Nature-Based Solutions in Europa: Klimaanpassung mit Urban Green Spaces
Die Europäische Kommission setzt zunehmend auf Nature-Based Solutions, um Klimarisiken zu mindern und Städte klimaresilienter zu gestalten. Urban Green Spaces – von Stadtparks über Baumalleen bis zu grünen Dächern – sind dabei ein zentrales Element. Sie senken nicht nur Temperaturen, sondern verbessern auch Luftqualität, Biodiversität und Lebensqualität. Die Studie zeigt: Urbanes Grün ist ein unverzichtbares Werkzeug moderner Klimaanpassung
Welche Flächen wurden untersucht – und welche nicht?
Die analysierten Studien konzentrierten sich auf eine breite Palette urbaner Grünstrukturen: große Stadtparks, Straßenbäume, kleinere Pocket Parks, begrünte Plätze, Mischflächen aus Gras und Sträuchern sowie innovative Lösungen wie grüne Dächer und vertikale Begrünung.
Nicht Teil der untersuchten Flächen waren Golfanlagen oder andere großflächige Freizeitareale.

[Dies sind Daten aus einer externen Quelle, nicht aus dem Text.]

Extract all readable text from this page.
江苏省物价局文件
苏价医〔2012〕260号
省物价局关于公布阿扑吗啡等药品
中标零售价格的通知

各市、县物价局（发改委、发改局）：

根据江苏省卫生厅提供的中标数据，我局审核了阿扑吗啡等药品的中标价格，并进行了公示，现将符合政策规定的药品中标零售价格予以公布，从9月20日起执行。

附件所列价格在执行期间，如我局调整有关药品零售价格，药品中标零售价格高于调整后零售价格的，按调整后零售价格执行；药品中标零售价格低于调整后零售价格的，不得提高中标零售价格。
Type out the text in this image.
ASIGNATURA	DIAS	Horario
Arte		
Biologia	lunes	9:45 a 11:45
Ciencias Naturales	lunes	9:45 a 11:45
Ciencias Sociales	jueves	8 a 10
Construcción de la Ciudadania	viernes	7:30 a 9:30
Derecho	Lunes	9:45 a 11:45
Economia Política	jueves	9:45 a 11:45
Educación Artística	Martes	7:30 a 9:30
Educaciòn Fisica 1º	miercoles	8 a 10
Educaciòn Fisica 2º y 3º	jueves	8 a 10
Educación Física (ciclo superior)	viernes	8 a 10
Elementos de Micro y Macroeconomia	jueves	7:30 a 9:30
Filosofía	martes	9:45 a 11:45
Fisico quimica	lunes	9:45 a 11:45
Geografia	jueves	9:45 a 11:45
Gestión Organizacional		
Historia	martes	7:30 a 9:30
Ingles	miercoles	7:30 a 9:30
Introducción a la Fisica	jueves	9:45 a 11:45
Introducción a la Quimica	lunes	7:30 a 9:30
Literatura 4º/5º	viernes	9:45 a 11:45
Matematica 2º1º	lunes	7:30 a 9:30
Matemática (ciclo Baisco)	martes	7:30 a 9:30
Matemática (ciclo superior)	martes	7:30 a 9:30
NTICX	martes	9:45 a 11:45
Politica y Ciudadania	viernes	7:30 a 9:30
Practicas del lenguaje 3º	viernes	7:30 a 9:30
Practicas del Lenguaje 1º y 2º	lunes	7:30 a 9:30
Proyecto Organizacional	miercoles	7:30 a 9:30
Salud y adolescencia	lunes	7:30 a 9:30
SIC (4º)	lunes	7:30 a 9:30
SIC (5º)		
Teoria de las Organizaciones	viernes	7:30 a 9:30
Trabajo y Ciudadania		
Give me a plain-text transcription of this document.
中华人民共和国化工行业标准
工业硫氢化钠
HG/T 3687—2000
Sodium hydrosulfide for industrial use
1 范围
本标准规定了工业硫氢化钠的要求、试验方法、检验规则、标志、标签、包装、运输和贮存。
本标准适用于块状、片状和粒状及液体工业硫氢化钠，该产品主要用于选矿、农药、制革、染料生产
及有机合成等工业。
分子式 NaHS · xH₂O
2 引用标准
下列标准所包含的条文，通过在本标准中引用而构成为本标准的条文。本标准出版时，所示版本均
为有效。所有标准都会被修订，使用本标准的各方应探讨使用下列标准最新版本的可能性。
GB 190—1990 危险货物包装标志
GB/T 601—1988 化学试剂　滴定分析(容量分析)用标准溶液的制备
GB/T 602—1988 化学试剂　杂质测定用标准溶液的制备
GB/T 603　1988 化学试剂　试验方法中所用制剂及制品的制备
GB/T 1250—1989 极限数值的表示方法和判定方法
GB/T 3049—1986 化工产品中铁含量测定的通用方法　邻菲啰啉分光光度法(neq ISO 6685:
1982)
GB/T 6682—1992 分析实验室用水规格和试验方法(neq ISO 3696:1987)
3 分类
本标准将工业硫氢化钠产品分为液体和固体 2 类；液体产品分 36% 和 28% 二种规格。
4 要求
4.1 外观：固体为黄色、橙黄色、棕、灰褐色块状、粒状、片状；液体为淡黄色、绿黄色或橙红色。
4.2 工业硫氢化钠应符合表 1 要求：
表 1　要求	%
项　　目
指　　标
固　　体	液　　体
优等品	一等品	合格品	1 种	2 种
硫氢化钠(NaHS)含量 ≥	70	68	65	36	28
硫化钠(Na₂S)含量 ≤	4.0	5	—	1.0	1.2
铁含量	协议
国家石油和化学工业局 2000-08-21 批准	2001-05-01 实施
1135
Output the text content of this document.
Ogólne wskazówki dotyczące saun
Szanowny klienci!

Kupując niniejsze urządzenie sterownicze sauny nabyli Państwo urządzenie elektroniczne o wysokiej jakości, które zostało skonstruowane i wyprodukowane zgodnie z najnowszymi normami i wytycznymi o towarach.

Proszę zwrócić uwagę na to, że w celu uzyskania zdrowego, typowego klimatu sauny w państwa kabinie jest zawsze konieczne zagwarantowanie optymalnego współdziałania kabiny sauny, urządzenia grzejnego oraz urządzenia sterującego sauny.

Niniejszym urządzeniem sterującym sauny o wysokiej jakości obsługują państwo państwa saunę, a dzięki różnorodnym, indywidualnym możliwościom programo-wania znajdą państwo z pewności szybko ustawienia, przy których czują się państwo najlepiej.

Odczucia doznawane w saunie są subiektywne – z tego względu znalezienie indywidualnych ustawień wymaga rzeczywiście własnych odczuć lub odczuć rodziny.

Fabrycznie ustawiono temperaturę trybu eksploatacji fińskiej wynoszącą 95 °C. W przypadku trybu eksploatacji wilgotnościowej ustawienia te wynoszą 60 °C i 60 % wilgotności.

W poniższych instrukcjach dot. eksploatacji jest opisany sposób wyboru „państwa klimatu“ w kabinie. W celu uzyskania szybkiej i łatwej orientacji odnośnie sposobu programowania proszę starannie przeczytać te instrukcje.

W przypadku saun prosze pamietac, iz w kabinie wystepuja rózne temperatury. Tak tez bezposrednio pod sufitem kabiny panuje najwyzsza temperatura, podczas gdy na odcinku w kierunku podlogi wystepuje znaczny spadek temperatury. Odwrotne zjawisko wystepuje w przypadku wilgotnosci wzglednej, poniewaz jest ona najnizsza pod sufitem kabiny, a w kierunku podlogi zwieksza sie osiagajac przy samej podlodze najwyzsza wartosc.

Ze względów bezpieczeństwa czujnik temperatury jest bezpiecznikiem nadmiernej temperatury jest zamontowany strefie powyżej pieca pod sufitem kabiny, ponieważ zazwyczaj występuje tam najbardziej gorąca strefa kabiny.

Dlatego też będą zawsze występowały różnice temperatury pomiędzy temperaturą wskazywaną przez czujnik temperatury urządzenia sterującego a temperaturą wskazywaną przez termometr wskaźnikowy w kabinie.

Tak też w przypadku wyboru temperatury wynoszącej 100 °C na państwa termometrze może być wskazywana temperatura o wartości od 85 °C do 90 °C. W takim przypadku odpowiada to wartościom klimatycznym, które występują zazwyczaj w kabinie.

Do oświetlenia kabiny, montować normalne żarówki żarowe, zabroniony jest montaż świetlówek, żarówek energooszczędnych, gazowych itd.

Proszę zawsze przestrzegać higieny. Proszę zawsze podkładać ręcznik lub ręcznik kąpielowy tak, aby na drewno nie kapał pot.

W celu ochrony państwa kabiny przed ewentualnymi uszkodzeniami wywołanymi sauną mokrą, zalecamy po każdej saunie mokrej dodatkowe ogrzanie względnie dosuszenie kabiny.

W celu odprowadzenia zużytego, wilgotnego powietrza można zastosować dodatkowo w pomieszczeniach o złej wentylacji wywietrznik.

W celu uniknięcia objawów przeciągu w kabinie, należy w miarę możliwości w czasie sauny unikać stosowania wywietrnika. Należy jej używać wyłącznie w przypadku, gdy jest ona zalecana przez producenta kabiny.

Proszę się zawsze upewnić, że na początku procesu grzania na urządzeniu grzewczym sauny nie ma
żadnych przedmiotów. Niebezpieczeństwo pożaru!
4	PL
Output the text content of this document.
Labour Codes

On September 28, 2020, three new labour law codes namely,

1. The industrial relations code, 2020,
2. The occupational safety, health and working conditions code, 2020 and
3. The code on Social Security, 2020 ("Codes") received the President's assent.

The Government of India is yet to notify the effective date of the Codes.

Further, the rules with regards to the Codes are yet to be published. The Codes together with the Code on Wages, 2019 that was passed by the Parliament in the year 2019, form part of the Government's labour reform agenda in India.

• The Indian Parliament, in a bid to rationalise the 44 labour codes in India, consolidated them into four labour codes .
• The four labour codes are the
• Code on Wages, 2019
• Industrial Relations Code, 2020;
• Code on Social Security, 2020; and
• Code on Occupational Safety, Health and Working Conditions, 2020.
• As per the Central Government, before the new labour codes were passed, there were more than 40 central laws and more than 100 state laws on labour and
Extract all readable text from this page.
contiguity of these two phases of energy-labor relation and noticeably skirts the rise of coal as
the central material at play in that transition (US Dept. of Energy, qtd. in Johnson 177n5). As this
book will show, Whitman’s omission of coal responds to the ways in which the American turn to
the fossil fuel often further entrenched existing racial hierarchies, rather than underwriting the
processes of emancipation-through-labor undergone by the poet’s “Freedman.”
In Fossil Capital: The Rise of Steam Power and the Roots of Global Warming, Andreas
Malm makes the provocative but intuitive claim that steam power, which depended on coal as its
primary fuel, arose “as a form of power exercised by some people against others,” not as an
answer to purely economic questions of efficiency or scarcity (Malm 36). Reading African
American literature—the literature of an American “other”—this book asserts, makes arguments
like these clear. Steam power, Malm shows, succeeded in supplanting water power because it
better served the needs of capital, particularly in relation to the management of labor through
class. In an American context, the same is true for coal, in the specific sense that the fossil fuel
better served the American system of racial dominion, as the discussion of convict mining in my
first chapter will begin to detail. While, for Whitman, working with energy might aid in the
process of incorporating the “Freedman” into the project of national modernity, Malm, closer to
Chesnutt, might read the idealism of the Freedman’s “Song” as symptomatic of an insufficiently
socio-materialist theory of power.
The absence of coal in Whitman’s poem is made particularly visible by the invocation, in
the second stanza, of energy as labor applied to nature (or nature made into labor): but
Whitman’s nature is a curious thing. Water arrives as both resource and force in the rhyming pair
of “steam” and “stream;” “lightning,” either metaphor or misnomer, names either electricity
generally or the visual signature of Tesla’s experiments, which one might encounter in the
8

Die Ergebnisse lassen sich daher nicht direkt auf diese Flächentypen übertragen, auch wenn ähnliche Kühlmechanismen dort theoretisch wirksam sein könnten. Ein Manko, das sich vor allem auf die Golfplätze auswirkt, die hier ein wichtiges Argument für ihr Bestehen an der Hand haben könnten. Schließlich gibt es gerade in Großstädten immer wieder die Forderung, Golfplätze zu schließen und für Wohnbebauung zu nutzen.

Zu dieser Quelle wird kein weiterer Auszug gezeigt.